Well, it is back in one piece...

47DA56F8-D1CB-47E8-9CFB-539E15A8A0A0.jpeg F5F756E7-14B8-4530-84A9-C0D64793FF4A.jpeg

It does carry my weight and I can bounce on it. (Not a very scientific assessment of my work, I know).

Few challenges TIG welding it:
* I really don’t know what I am doing (should take a course). A while ago I used Jody’s Welding Tips And Tricks basic set-up for my welder and saved it to program 1 for future adventures. Seemed to work.
* My eyesight for close-up work is not what it used to be. 2X magnifiers had lots of parallax and I kept dipping the tungsten into the puddle; resharpened the thing 1/2 dozen times.
* very limited torch access - especially inside the coil
* melted the coil right through trying to blend in the weld on the first attempt.

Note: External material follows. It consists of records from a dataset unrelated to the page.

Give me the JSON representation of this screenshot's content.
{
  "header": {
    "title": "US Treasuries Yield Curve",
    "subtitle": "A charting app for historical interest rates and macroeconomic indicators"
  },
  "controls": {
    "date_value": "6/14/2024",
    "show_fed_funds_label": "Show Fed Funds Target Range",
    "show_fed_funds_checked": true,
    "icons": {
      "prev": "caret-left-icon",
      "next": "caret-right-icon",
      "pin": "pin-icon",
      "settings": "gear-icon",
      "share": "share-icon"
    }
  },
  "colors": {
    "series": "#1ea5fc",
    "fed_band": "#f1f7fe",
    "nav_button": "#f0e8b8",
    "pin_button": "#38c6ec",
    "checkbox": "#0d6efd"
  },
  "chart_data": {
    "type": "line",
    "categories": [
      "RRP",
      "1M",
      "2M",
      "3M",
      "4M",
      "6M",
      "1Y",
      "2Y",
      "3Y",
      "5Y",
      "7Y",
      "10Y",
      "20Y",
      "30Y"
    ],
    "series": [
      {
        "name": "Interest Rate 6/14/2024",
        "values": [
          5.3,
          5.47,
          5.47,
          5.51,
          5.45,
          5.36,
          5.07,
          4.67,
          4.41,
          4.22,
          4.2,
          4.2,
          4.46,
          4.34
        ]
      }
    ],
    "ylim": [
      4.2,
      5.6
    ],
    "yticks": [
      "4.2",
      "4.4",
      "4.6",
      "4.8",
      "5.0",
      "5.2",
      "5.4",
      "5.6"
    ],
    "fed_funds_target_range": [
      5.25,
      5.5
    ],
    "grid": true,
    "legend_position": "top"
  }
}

It was well joined, just did not look nice - that’s why I tried to blend it.
* second attempt was more difficult as I had a good glob of metal missing from the first, failed attempt when the coil melted off. This time I left the chrome socket in the spring until I was done all welding. That actually worked well as both a heat sink and a backer. Nothing stuck to the chrome.

A little filing and blending completed the job.
 
Thanks Tom.

I am hoping that it will hold up under the low amount of use it will get in its new home.

Because of the broken spring (and the continued use in that state by the previous owner), the lowering valve activation chain adjust was also mashed. So I made a new one this afternoon.

DD41CAFF-E111-46E0-BFD2-BCAFE43E2FC3.jpeg

Used some square key stock I had around. Bit of turning, threading (M5x0.8), milling and sanding / hand finishing got that job done.
 
Tools to fix tools. Way to go!

I was curious about heat treating temperatures for springs. For a while there I was pretty sure I was going to be winding my own valve springs for the model radial but finally found what I needed commercially. That was going to be another headache because most of the common spring wire needs a temp outside of what a typical oven can do & its generally a long soak time.
https://www.acxesspring.com/how-to-heat-treat-spring-steel.html

I'm not realy sure what a hot repair like TIG does assuming its a good joint. I guess you would lose temper (like annealing) for as long as the TIG heat ran down the coil. So I assume that means less modulus (mushier) but not necessarily weaker as in it will fail there? I've heard of these miracle putties or that can insulate & slow down heat transfer but have no experience with this stuff. Anyways it was worth a shot at repair assuming nothing goes crunch if it does fail one day.